Investment Property Loans

Low interest rates, booming property market, properties appreciating in value- are all some of the reasons why many look at investing in a property. To fund such investment, the simplest way is to sign up for a loan for investment property. Investing in a property has many perks such as a higher rate of return over a period of time or tax incentives or be it consistent rent returns from the property.

Investment home loans function much the same way as owner occupied home loans, in that lenders will lend a certain amount to a borrower, an interest rate (which will be either variable or fixed) will be applied, and borrowers will be expected to pay off the principal and interest in regular installments over the life of the loan. But investment loans are treated a bit differently for example it has higher interest rate when compared to other residential home loans and required more deposit. Talk to our brokers to understand the details.

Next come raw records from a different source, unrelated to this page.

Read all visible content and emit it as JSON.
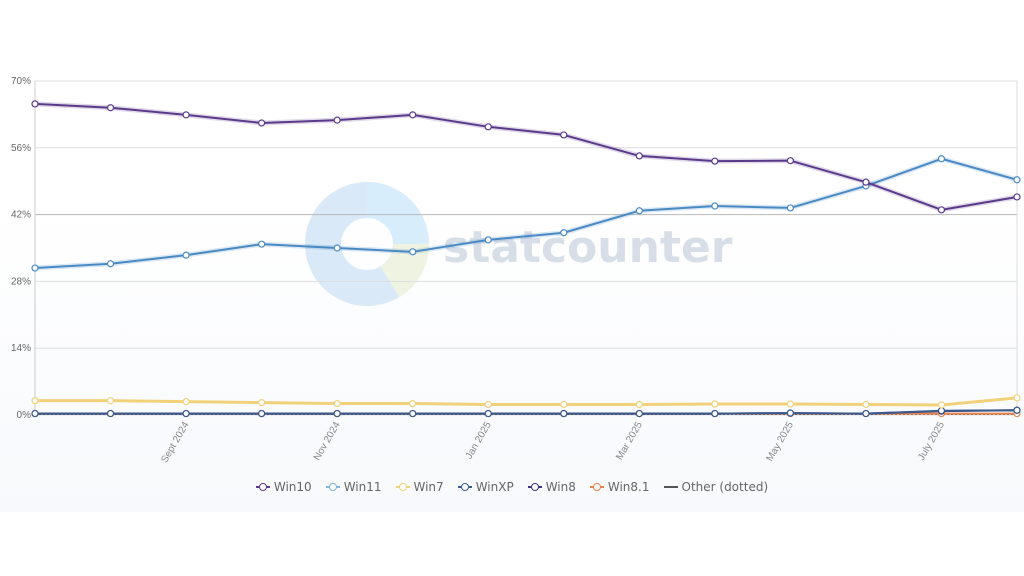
{
  "chart_data": {
    "type": "line",
    "title": "",
    "xlabel": "",
    "ylabel": "",
    "ylim": [
      0,
      70
    ],
    "yticks": [
      "0%",
      "14%",
      "28%",
      "42%",
      "56%",
      "70%"
    ],
    "x": [
      "Aug 2024",
      "Aug 2024",
      "Sept 2024",
      "Oct 2024",
      "Nov 2024",
      "Dec 2024",
      "Jan 2025",
      "Feb 2025",
      "Mar 2025",
      "Apr 2025",
      "May 2025",
      "June 2025",
      "July 2025",
      "Aug 2025"
    ],
    "xtick_labels": [
      {
        "index": 2,
        "label": "Sept 2024"
      },
      {
        "index": 4,
        "label": "Nov 2024"
      },
      {
        "index": 6,
        "label": "Jan 2025"
      },
      {
        "index": 8,
        "label": "Mar 2025"
      },
      {
        "index": 10,
        "label": "May 2025"
      },
      {
        "index": 12,
        "label": "July 2025"
      }
    ],
    "grid": true,
    "legend_position": "bottom",
    "series": [
      {
        "name": "Win10",
        "color": "#5b3a8c",
        "values": [
          65.2,
          64.4,
          62.9,
          61.2,
          61.8,
          62.9,
          60.4,
          58.7,
          54.3,
          53.2,
          53.3,
          48.8,
          43.0,
          45.7
        ]
      },
      {
        "name": "Win11",
        "color": "#4a8ac4",
        "values": [
          30.8,
          31.7,
          33.5,
          35.8,
          35.0,
          34.2,
          36.7,
          38.2,
          42.8,
          43.8,
          43.4,
          48.0,
          53.7,
          49.3
        ]
      },
      {
        "name": "Win7",
        "color": "#f1d27a",
        "values": [
          3.0,
          3.0,
          2.8,
          2.6,
          2.4,
          2.4,
          2.2,
          2.2,
          2.2,
          2.3,
          2.3,
          2.2,
          2.1,
          3.6
        ]
      },
      {
        "name": "WinXP",
        "color": "#3a5a8c",
        "values": [
          0.3,
          0.3,
          0.3,
          0.3,
          0.3,
          0.3,
          0.3,
          0.3,
          0.3,
          0.3,
          0.4,
          0.3,
          0.9,
          1.0
        ]
      },
      {
        "name": "Win8",
        "color": "#3d3580",
        "values": [
          0.3,
          0.3,
          0.3,
          0.3,
          0.3,
          0.3,
          0.3,
          0.3,
          0.3,
          0.3,
          0.4,
          0.3,
          0.8,
          1.0
        ]
      },
      {
        "name": "Win8.1",
        "color": "#e8844a",
        "values": [
          0.3,
          0.3,
          0.3,
          0.3,
          0.3,
          0.3,
          0.3,
          0.3,
          0.3,
          0.3,
          0.3,
          0.3,
          0.3,
          0.3
        ]
      },
      {
        "name": "Other (dotted)",
        "color": "#555555",
        "values": [
          0.2,
          0.2,
          0.2,
          0.2,
          0.2,
          0.2,
          0.2,
          0.2,
          0.2,
          0.2,
          0.2,
          0.2,
          0.2,
          0.2
        ]
      }
    ]
  },
  "watermark": "statcounter",
  "legend": [
    {
      "label": "Win10",
      "color": "#5b3a8c",
      "marker": "circle"
    },
    {
      "label": "Win11",
      "color": "#7fb8e0",
      "marker": "circle"
    },
    {
      "label": "Win7",
      "color": "#f1d27a",
      "marker": "circle"
    },
    {
      "label": "WinXP",
      "color": "#3a5a8c",
      "marker": "circle"
    },
    {
      "label": "Win8",
      "color": "#3d3580",
      "marker": "circle"
    },
    {
      "label": "Win8.1",
      "color": "#e8844a",
      "marker": "circle"
    },
    {
      "label": "Other (dotted)",
      "color": "#555555",
      "marker": "line"
    }
  ]
}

How can Sure Finance help secure an investment property loan?

Catering to the need / situation of property investors, there are many types of investment property loans e.g. interest only loan, principal and interest loan etc. Picking up your investment property, having the right loan / interest rate on your side can help you have greater savings.

At Sure Finance, our goal is to help you reach your investment goals by helping you choose the right investment property loan and cutting down on the jargon / terminology associated with securing a loan. This will make your loan decision process seamless and pleasant. Through our experience, we also will be sharing some tips along the way, on saving costs. We do this by accessing all our tools, available options, and calculators to help you pick the best suited loan.

FAQ’s

What is LVR?

Loan To Value Ratio (LVR)- Loan to Value Ratio (LVR) is the amount you are borrowing against the value of the property represented as a percentage. For example, if you are borrowing $450,000 for a $500,000 property that means your LVR is 90% of the property value. The higher the LVR, the higher the risk to the lender. Typically, first home buyers can borrow up to 95% of the property value (Based on eligibility criterias)

What is Lenders Mortgage Insurance?

Lenders Mortgage Insurance (LMI)- Lenders Mortgage Insurance is an insurance that protects the lender in the worst-case scenario where you default on your home loan. LMI is typically applicable when borrowing more than 80% of the property value. LMI fees go up the higher your LVR is.

What is Genuine Savings Genuine Savings is basically funds that you have saved over time. In general, most lenders require that at least 5% of your deposit come from genuine savings when you are applying for a loan greater than 90% of the property value / LVR.